Using these principles leads to more maintainable, extensible code, that can be refactored more easily and facilitates Agile software development. Using SOLID principles the programmer can avoid "Code Smells" that may not have been picked up.

So what does the SOLID acronym stand for:

• S - Single Responsibility Principle

• O - Open-closed Principle

• L - Liskov Substitution Principle

• I - Interface Segregation Principle

• D - Dependency Inversion Principle

In today's article, we will go through these principles and discuss them in more detail. Hopefully, together we can better our understanding of the SOLID principles and how to use them to make us better developers.

SOLID Principles key aspects

Single-Responsibility Principle (SRP)

The Single-Responsibility principle states that each class should only have one job. Practically, this means a class should only have one reason to change.

Each class should only contain properties and methods related to that class. For example, if you have a class named DataAccess then the items in that class should only be about DataAccess. In other words, your DataAccess class should only contain items related to data access and not logging or reading files for example.

Names of classes should also be simple and clear so that it is easy to understand at a glance what the class is used for.

Open Closed Principle

The open-closed principle suggests that entities such as classes, modules, and functions should only be open for extension, not modification.

What does that mean?

In simple terms, it means that you should be able to add more functionality to code, without changing existing code. This means changing code in one of your classes would not require a change in dependent classes.

You could do this with inheritance, however, there is a risk here that you might introduce tight coupling in your code if the child classes rely on the implementation details from the parent class.

Instead, polymorphism could be used. This uses interfaces instead of parent classes, removing the details of the implementation that a parent class would provide. For more detail on the difference between inheritance and polymorphism read our article on object-orientated programming.

This means that classes and interfaces are loosely coupled. The implementation of interfaces is independent and doesn't rely on each other.

When creating your interfaces you would only include critical parts of your class. This allows the interface to be flexible and extensible.

Liskov Substitution Principle

The Liskov Substitution Principle is the third of the SOLID principles. It states that objects of parent classes are replaceable by objects of subclasses without breaking the application. This means that subclasses must behave the same way a parent class would.

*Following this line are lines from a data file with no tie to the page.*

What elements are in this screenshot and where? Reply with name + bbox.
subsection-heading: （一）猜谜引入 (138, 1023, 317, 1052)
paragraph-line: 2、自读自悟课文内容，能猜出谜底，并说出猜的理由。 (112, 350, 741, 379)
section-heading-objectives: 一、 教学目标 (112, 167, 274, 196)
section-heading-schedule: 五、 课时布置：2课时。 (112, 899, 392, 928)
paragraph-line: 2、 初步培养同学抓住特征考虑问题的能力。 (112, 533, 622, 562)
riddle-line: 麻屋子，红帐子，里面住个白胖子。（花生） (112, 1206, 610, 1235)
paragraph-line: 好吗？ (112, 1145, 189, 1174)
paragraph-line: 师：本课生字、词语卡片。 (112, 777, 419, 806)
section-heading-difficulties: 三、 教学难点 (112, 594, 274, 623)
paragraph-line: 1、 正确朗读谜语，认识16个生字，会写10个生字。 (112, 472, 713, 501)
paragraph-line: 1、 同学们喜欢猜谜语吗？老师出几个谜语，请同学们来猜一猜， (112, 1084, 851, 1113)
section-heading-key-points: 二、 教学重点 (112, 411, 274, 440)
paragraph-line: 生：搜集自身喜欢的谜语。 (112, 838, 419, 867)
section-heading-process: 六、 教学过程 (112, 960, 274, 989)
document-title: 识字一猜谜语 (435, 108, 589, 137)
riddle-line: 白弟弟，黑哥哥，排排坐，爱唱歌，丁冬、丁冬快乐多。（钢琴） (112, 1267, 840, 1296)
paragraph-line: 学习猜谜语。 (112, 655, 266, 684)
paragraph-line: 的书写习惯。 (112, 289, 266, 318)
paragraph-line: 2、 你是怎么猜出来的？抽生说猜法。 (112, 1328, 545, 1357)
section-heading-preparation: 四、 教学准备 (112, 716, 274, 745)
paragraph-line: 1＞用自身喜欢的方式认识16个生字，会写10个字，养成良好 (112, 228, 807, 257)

For example, if you override a method in a subclass, this needs to accept the same parameter values a parent class would. You can be less restrictive in your parameter specifications, e.g. use a long instead of an int, ensuring the parent class and the subclass work.

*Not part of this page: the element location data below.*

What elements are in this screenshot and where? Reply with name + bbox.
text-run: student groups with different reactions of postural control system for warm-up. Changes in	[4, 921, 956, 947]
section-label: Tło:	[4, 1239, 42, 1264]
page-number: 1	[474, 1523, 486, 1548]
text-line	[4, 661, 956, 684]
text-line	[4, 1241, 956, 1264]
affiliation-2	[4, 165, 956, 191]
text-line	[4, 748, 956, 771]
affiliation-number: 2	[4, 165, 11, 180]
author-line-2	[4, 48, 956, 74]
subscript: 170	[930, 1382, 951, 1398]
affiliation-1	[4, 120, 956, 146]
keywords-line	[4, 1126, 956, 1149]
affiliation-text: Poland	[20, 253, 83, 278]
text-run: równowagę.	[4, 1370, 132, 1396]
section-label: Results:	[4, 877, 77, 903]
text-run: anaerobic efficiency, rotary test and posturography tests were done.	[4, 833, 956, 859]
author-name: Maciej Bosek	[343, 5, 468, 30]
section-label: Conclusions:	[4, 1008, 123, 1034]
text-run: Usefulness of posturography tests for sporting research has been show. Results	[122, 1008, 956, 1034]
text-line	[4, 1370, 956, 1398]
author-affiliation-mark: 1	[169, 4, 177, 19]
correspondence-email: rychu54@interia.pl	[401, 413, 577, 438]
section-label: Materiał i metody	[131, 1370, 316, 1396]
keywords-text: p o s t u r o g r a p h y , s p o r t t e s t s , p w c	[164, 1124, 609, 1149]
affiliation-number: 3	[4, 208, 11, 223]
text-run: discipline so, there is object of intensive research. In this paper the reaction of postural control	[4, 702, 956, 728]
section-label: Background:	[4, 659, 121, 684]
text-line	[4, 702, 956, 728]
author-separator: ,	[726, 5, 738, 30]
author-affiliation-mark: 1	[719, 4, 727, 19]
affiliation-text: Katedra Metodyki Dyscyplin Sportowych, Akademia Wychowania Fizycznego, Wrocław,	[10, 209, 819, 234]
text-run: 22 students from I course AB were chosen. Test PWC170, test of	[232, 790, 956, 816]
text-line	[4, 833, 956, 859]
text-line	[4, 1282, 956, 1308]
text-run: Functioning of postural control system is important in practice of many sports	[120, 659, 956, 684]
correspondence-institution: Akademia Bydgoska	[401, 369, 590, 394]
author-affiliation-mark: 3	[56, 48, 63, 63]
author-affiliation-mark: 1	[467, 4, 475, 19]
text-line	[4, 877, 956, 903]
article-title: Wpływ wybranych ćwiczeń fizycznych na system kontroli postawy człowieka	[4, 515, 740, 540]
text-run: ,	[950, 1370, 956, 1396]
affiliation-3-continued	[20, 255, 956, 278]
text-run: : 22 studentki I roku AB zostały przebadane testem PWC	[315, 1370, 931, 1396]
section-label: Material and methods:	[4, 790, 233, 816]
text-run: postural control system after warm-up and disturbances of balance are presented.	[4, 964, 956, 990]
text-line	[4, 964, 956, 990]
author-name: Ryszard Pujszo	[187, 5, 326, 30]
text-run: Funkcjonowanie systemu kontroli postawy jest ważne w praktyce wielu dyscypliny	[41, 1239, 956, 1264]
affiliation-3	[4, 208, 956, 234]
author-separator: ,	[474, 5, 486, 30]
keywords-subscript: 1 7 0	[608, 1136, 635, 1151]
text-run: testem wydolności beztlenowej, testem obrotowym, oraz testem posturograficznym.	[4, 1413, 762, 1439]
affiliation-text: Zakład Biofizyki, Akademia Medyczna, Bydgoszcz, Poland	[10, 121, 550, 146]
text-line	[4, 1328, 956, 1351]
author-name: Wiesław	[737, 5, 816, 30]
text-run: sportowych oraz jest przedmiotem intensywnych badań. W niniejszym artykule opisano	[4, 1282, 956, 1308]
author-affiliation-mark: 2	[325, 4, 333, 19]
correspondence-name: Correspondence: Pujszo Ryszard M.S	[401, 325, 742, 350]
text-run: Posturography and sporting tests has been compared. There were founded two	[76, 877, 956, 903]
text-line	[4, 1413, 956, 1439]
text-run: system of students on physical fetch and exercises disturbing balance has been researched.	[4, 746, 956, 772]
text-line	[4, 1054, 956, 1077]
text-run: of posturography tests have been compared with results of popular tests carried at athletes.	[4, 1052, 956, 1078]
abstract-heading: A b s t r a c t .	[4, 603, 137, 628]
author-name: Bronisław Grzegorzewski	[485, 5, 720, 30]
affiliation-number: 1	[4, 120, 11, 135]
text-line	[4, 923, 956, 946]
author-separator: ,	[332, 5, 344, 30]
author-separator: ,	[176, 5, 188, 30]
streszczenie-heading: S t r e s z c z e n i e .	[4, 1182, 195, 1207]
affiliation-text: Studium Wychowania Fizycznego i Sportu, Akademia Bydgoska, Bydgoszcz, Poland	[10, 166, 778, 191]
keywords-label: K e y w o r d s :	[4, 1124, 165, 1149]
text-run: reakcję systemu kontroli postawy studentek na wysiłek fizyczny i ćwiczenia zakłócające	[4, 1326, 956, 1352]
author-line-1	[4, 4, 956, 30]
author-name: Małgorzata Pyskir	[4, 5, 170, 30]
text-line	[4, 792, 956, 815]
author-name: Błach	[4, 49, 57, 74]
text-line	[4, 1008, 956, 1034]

You cannot, however, be more restrictive in subclass parameters as that would mean the parameters might not work on the parent class.

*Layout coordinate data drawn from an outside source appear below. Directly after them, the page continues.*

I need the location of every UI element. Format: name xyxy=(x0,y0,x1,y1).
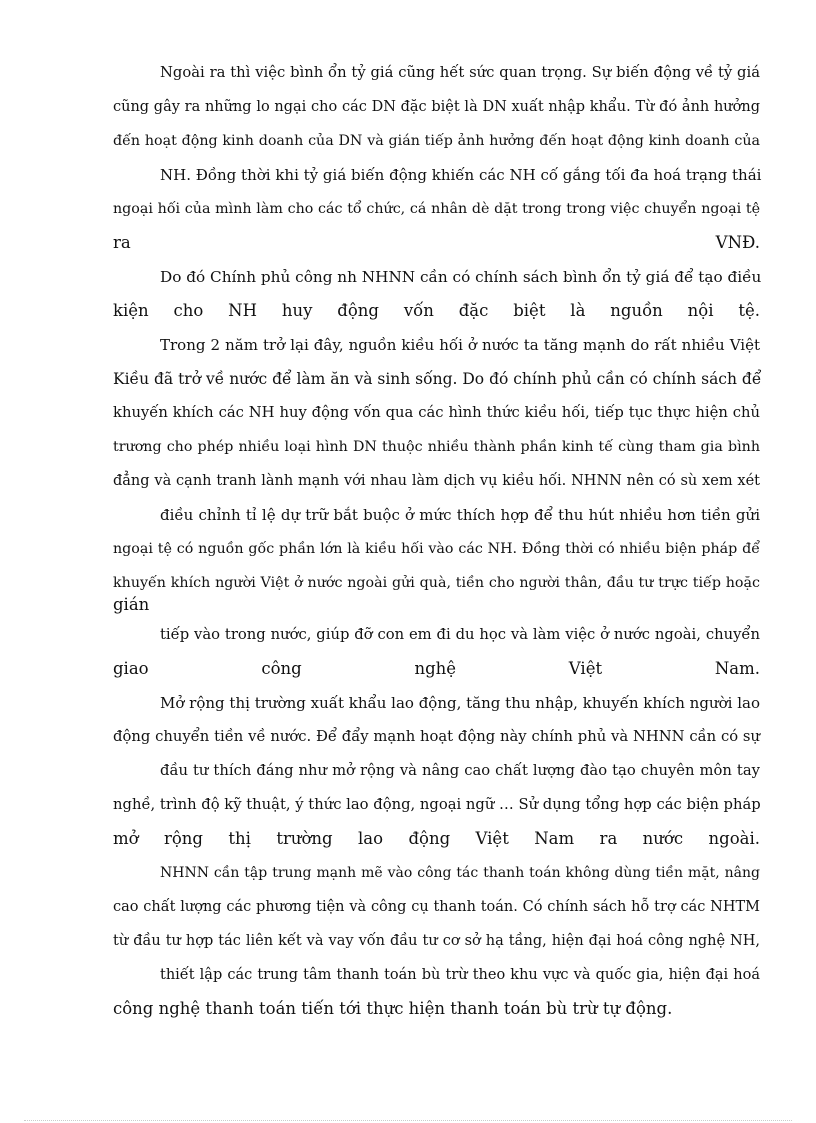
text-line: đầu tư thích đáng như mở rộng và nâng cao chất lượng đào tạo chuyên môn tay xyxy=(160,762,760,779)
text-line: NH. Đồng thời khi tỷ giá biến động khiến các NH cố gắng tối đa hoá trạng thái xyxy=(160,166,762,184)
text-line: NHNN cần tập trung mạnh mẽ vào công tác thanh toán không dùng tiền mặt, nâng xyxy=(160,865,760,881)
text-line: động chuyển tiền về nước. Để đẩy mạnh hoạt động này chính phủ và NHNN cần có sự xyxy=(113,728,760,745)
text-line: từ đầu tư hợp tác liên kết và vay vốn đầu tư cơ sở hạ tầng, hiện đại hoá công nghệ NH, xyxy=(113,933,760,949)
text-line: khuyến khích các NH huy động vốn qua các hình thức kiều hối, tiếp tục thực hiện chủ xyxy=(113,404,760,421)
text-line: mở rộng thị trường lao động Việt Nam ra nước ngoài. xyxy=(113,829,760,848)
text-line: ra VNĐ. xyxy=(113,233,760,252)
text-line: khuyến khích người Việt ở nước ngoài gửi quà, tiền cho người thân, đầu tư trực tiếp hoặc xyxy=(113,575,760,591)
text-line: gián xyxy=(113,595,150,614)
text-line: ngoại tệ có nguồn gốc phần lớn là kiều hối vào các NH. Đồng thời có nhiều biện pháp để xyxy=(113,541,760,557)
text-line: cũng gây ra những lo ngại cho các DN đặc biệt là DN xuất nhập khẩu. Từ đó ảnh hưởng xyxy=(113,99,760,115)
page-bottom-rule xyxy=(24,1120,792,1121)
text-line: nghề, trình độ kỹ thuật, ý thức lao động, ngoại ngữ … Sử dụng tổng hợp các biện pháp xyxy=(113,796,761,813)
text-line: Trong 2 năm trở lại đây, nguồn kiều hối ở nước ta tăng mạnh do rất nhiều Việt xyxy=(160,336,760,354)
text-line: Do đó Chính phủ công nh NHNN cần có chính sách bình ổn tỷ giá để tạo điều xyxy=(160,268,762,286)
text-line: trương cho phép nhiều loại hình DN thuộc nhiều thành phần kinh tế cùng tham gia bình xyxy=(113,439,760,455)
text-line: thiết lập các trung tâm thanh toán bù trừ theo khu vực và quốc gia, hiện đại hoá xyxy=(160,967,760,983)
text-line: ngoại hối của mình làm cho các tổ chức, cá nhân dè dặt trong trong việc chuyển ngoại tệ xyxy=(113,201,760,217)
text-line: đến hoạt động kinh doanh của DN và gián tiếp ảnh hưởng đến hoạt động kinh doanh của xyxy=(113,133,760,149)
text-line: công nghệ thanh toán tiến tới thực hiện thanh toán bù trừ tự động. xyxy=(113,999,673,1018)
text-line: đẳng và cạnh tranh lành mạnh với nhau làm dịch vụ kiều hối. NHNN nên có sù xem xét xyxy=(113,473,760,489)
text-line: điều chỉnh tỉ lệ dự trữ bắt buộc ở mức thích hợp để thu hút nhiều hơn tiền gửi xyxy=(160,506,760,524)
text-line: kiện cho NH huy động vốn đặc biệt là nguồn nội tệ. xyxy=(113,301,760,320)
text-line: Kiều đã trở về nước để làm ăn và sinh sống. Do đó chính phủ cần có chính sách để xyxy=(113,370,762,388)
text-line: tiếp vào trong nước, giúp đỡ con em đi du học và làm việc ở nước ngoài, chuyển xyxy=(160,626,760,643)
text-line: giao công nghệ Việt Nam. xyxy=(113,659,760,678)
text-line: Ngoài ra thì việc bình ổn tỷ giá cũng hết sức quan trọng. Sự biến động về tỷ giá xyxy=(160,64,760,81)
text-line: Mở rộng thị trường xuất khẩu lao động, tăng thu nhập, khuyến khích người lao xyxy=(160,694,760,712)
text-line: cao chất lượng các phương tiện và công cụ thanh toán. Có chính sách hỗ trợ các NHTM xyxy=(113,899,760,915)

The issue with this is that there is no way the compiler will be able to enforce a specific behaviour of your code. A compiler would only check if the structure is correct. Your checks and tests will need to be put in place.

Interface Segregation Principle

Robert C. Martin defined the Interface Segregation Principle as follows:

"Clients should not be forced to depend upon interfaces that they do not use."

Robert C. Martin

The goal is to reduce or eliminate the number of changes needed in your code.

Similar to the Single Responsibility Principle mentioned earlier, this principle suggests that you should not add any methods to existing interfaces if it does not match the responsibility of the interface. Doing this results in a "bloated interface", where the interface has several responsibilities.

If you add methods to interfaces that aren't needed by all the classes that implement those interfaces then you have to write extra code to override those methods. It would be better if a new interface was created.

Dependency Inversion Principle

The Dependency Inversion Principle suggests that High-level modules should not depend on low-level modules. Using abstractions helps us as developers to implement this principle.

If you've already implemented other parts of the SOLID principle, you may have already implemented the Dependency Inversion Principle. Namely, the Open/Closed Principle and the Liskov Substitution Principle.

By implementing these two principles your classes should already be using interfaces for abstraction between high-level and low-level classes. They are also open for extension but closed for modification. The only final thing to do is potentially use dependency injection to avoid compile-time dependency.

Doing this should enable you to modify high-level and low-level classes without affecting others.

Conclusion on the SOLID principles

The SOLID design principles help you as a developer to write code that is robust, maintainable and easily extensible. By following these principles your application will be much more maintainable. What are your thoughts on using the SOLID principles?